Per gruppi di persone a diversità genetica ridotta come questo, un match di buona qualità sui database di 23andMe equivale al riconoscimento dell’appartenenza al gruppo suddetto; e anche senza andare a verificare il grado di identità tra un Dna test con i tratti tipici di un individuo di quella discendenza ancestrale e quello di un individuo “pescato” come match, è sufficiente, come è avvenuto in questo caso, ritrovare tutti gli individui che sono simili a quello di test e verificare la “percentuale di ascendenza askenazita” assegnata da Google, per essere sicuri di non sbagliare se non in rari casi nell’identificazione.
In sostanza – questo vorrei dire – abbiamo la possibilità di affibbiare una “stella gialla genetica” ad individui di cui Google ha esaminato il genoma, confermandone l’ascendenza che ci interessa; e così, grazie a episodi di pirateria informatica tutto sommato banali come quello appena occorso, milioni di persone sono esposte adesso al pericolo che qualche antisemita più sofisticato degli altri acquisti i dati necessari ad identificarli e proceda poi di conseguenza, anche diffondendo quei dati ad altri.
In aggiunta, si noti bene che mentre certi comportamenti discriminatori sono proibiti esplicitamente da varie legislazioni – per esempio non è consentito fare differenza fra lavoratori sulla base delle informazioni genetiche, né le assicurazioni possono usare quei dati per personalizzare il costo delle proprie polizze – nessuna previsione specifica è contenuta in alcuna legge per quanto riguarda la possibilità di discriminare ben specifici gruppi di individui con intenti razziali.
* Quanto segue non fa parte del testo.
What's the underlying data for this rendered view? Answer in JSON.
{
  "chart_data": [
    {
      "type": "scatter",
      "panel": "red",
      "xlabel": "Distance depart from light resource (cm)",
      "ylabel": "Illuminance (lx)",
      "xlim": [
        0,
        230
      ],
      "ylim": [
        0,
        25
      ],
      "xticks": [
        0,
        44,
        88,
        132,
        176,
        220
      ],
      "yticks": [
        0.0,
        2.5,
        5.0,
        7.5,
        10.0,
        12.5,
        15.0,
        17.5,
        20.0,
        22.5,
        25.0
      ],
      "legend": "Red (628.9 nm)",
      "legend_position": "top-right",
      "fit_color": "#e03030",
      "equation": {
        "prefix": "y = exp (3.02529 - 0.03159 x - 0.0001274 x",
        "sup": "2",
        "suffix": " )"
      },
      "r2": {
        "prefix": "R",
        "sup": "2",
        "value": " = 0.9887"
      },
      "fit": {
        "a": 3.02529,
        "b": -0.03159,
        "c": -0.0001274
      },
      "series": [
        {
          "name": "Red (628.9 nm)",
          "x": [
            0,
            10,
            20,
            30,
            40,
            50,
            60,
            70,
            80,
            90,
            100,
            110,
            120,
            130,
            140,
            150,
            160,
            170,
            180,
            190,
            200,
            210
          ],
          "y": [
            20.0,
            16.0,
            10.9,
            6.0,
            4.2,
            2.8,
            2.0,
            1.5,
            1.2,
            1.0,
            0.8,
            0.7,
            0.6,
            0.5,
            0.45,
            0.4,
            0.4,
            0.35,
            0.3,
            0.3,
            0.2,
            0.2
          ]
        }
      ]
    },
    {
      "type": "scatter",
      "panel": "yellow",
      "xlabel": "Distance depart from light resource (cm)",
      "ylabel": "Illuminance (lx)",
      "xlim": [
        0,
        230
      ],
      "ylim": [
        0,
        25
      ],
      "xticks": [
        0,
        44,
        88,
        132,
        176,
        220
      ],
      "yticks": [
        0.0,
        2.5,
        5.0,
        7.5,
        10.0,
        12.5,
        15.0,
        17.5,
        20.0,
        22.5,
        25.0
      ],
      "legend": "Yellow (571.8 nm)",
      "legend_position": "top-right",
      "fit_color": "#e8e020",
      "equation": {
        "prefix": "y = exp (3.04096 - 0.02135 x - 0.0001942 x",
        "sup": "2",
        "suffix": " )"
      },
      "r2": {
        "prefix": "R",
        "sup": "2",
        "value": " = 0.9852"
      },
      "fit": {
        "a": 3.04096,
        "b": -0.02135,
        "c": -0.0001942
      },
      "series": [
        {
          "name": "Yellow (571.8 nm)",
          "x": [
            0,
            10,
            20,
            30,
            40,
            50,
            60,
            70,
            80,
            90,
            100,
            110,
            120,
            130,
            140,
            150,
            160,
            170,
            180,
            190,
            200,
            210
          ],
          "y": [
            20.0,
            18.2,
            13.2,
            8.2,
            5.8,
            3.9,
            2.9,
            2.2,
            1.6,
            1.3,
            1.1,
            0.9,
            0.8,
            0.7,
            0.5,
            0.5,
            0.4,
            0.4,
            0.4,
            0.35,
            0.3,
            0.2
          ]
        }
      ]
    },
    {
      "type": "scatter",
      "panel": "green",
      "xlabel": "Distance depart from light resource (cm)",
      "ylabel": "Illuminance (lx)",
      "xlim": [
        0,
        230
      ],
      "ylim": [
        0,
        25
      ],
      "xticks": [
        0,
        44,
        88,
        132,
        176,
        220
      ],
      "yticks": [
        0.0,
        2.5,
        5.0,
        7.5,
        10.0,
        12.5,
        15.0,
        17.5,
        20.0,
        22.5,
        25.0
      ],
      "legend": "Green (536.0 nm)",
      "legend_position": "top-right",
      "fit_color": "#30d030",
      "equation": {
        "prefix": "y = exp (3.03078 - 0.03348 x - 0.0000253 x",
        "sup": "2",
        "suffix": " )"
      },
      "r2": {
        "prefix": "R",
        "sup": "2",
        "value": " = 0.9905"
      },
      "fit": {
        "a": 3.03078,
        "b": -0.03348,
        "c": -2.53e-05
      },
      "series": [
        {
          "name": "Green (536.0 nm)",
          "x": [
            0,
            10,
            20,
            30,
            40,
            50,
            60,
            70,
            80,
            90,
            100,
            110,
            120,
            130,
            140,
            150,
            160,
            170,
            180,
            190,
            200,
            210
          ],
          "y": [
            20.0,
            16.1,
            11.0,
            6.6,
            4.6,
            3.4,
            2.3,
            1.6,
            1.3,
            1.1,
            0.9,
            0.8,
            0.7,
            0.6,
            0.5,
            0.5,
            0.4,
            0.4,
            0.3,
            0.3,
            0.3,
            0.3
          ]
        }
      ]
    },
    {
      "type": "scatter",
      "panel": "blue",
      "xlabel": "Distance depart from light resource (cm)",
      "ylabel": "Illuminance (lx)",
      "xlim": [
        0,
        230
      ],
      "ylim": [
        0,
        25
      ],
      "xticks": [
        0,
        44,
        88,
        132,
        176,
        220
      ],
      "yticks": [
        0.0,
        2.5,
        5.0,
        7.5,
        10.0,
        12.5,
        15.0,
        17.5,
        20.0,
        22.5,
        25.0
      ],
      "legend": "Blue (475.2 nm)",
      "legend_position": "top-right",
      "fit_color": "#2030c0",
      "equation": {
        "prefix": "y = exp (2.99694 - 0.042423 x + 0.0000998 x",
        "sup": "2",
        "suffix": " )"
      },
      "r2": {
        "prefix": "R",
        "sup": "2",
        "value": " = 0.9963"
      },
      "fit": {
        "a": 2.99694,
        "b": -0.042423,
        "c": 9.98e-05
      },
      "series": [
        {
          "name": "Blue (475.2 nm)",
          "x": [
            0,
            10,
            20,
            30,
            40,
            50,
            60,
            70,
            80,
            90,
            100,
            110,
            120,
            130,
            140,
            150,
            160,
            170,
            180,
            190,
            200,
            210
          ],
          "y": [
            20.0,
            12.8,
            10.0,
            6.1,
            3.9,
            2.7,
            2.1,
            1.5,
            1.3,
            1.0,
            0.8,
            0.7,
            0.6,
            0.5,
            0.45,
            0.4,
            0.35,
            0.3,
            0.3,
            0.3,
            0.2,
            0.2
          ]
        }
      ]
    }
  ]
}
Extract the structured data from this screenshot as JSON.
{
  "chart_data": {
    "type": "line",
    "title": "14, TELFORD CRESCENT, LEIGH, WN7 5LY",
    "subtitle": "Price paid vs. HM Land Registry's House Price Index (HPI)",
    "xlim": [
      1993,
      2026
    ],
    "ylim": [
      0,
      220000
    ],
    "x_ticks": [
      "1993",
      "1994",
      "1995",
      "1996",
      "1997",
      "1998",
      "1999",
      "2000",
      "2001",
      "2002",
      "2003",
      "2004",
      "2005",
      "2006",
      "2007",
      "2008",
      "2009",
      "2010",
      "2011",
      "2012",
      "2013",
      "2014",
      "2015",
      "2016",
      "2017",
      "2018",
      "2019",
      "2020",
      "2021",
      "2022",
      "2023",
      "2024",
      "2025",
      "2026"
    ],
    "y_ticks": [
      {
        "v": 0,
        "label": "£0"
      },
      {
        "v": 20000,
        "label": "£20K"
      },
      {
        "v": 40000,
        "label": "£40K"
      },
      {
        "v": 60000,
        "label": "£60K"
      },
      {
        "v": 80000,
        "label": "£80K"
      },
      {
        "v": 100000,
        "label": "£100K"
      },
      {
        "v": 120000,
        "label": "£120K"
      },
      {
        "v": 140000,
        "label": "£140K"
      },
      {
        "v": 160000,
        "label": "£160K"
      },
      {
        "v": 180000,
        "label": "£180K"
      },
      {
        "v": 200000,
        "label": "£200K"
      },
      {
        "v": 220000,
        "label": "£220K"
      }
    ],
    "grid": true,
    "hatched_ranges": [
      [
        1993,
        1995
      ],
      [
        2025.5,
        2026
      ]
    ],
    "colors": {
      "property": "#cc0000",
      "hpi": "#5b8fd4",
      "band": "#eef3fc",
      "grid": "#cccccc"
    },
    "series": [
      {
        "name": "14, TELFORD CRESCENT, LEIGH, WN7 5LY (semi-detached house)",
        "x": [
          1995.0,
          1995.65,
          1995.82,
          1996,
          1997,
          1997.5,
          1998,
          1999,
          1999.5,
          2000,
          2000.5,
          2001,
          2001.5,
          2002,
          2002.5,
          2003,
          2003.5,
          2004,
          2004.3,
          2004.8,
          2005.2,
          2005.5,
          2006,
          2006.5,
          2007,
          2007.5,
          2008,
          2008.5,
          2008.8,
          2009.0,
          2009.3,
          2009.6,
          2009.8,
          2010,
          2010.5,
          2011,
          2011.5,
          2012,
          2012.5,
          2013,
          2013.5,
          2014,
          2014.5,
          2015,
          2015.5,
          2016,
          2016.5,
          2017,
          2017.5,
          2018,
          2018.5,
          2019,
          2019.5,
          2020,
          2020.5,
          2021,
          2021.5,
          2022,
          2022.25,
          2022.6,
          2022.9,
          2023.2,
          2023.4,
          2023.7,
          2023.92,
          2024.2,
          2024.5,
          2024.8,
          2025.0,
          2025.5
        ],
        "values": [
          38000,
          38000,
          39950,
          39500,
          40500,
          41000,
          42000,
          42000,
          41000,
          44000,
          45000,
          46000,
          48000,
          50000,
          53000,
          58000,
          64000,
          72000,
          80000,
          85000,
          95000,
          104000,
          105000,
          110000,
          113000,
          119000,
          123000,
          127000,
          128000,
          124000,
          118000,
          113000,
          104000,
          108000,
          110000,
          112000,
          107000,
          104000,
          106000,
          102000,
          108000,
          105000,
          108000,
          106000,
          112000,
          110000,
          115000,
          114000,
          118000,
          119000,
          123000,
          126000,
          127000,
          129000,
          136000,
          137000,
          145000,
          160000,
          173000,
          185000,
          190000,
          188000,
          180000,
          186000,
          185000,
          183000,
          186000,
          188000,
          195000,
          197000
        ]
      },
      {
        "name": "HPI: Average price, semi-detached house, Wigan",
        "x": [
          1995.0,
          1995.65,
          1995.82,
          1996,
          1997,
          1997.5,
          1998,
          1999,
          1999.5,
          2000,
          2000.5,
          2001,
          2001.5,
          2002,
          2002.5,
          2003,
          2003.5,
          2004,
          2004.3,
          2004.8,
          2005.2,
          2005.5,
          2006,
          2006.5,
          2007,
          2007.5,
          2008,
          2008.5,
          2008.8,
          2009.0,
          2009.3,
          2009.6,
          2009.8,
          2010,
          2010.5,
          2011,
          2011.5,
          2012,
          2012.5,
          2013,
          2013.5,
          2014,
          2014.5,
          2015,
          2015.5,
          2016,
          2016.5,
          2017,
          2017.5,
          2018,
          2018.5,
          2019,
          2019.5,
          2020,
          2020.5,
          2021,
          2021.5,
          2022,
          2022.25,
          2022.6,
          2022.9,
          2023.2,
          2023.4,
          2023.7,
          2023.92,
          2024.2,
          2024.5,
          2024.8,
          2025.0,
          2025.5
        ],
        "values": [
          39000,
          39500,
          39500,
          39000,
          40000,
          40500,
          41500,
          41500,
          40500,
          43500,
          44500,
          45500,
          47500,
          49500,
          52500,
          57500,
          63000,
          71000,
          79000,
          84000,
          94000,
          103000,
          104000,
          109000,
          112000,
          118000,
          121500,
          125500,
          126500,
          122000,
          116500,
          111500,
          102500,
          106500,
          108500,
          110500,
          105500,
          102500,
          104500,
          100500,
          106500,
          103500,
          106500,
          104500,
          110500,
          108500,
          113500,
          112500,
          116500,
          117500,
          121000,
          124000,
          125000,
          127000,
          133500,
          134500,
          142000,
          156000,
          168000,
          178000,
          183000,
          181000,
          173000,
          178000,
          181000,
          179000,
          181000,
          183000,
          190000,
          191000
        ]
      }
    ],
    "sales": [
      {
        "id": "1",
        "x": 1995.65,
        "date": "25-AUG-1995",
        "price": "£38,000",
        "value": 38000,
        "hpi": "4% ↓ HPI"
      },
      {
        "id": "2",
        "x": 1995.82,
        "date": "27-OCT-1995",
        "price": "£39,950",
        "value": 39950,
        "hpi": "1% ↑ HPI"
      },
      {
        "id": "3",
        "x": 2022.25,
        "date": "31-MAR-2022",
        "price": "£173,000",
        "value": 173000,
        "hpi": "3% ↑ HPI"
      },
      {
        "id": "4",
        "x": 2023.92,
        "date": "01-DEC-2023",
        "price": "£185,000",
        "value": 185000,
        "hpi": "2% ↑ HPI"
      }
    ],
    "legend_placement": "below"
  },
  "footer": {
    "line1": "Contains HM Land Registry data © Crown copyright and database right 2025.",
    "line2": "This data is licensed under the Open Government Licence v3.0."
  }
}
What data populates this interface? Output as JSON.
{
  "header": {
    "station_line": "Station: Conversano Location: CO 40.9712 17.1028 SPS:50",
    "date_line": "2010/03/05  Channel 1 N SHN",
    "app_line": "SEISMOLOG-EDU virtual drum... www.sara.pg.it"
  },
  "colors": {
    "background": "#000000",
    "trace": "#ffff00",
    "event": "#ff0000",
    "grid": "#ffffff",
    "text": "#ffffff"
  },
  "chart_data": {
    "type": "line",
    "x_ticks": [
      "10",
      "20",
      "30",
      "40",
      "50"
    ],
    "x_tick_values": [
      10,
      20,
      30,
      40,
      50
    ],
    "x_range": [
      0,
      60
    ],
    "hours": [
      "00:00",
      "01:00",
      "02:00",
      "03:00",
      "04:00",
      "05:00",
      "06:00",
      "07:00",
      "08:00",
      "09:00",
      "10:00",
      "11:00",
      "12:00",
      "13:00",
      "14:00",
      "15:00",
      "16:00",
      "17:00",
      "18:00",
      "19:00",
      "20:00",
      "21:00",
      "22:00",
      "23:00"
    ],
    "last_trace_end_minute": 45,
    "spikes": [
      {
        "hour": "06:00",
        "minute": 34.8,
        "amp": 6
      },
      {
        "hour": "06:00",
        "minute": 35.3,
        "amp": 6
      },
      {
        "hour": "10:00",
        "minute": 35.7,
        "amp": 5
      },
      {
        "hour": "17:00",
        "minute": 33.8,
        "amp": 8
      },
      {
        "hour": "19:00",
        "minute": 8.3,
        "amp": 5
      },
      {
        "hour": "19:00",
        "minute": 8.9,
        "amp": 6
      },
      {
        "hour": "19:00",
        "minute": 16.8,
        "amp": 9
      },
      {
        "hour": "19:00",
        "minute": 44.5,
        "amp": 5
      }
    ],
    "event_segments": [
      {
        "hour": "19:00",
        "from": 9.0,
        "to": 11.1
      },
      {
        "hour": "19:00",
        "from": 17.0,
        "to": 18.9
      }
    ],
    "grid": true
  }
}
È vero che, per la stragrande maggioranza dei casi, le informazioni genetiche non consentono in realtà alcun raggruppamento omogeneo preciso dal punto di vista dell’ascendenza, che possa soddisfare la malattia mentale dei razzisti; ma l’eccezione è proprio quella che riguarda i gruppi più discriminati e più ristretti, cioè quelli che hanno avuto colli di bottiglia genetici e maggiore segregazione, come gli ebrei askenaziti. La segregazione e la discriminazione storica, cioè, producono marchi indelebili non solo sulla vita delle popolazioni e sulla loro cultura, ma anche sui loro genomi; rendendo così autoavverato il sogno di chi quella segregazione e quella discriminazione promuove, e nei secoli causa proprio quelle differenze che sperava di trovare.
Per i motivi illustrati, è quanto mai urgente, anzi indispensabile, far presto a regolare il modo in cui certe analisi sono condotte e i loro risultati condivisi: dietro hobby innocenti, come quello genealogico, si celano rischi grossi, che l’ultimo incidente ha per l’ennesima volta reso palesi.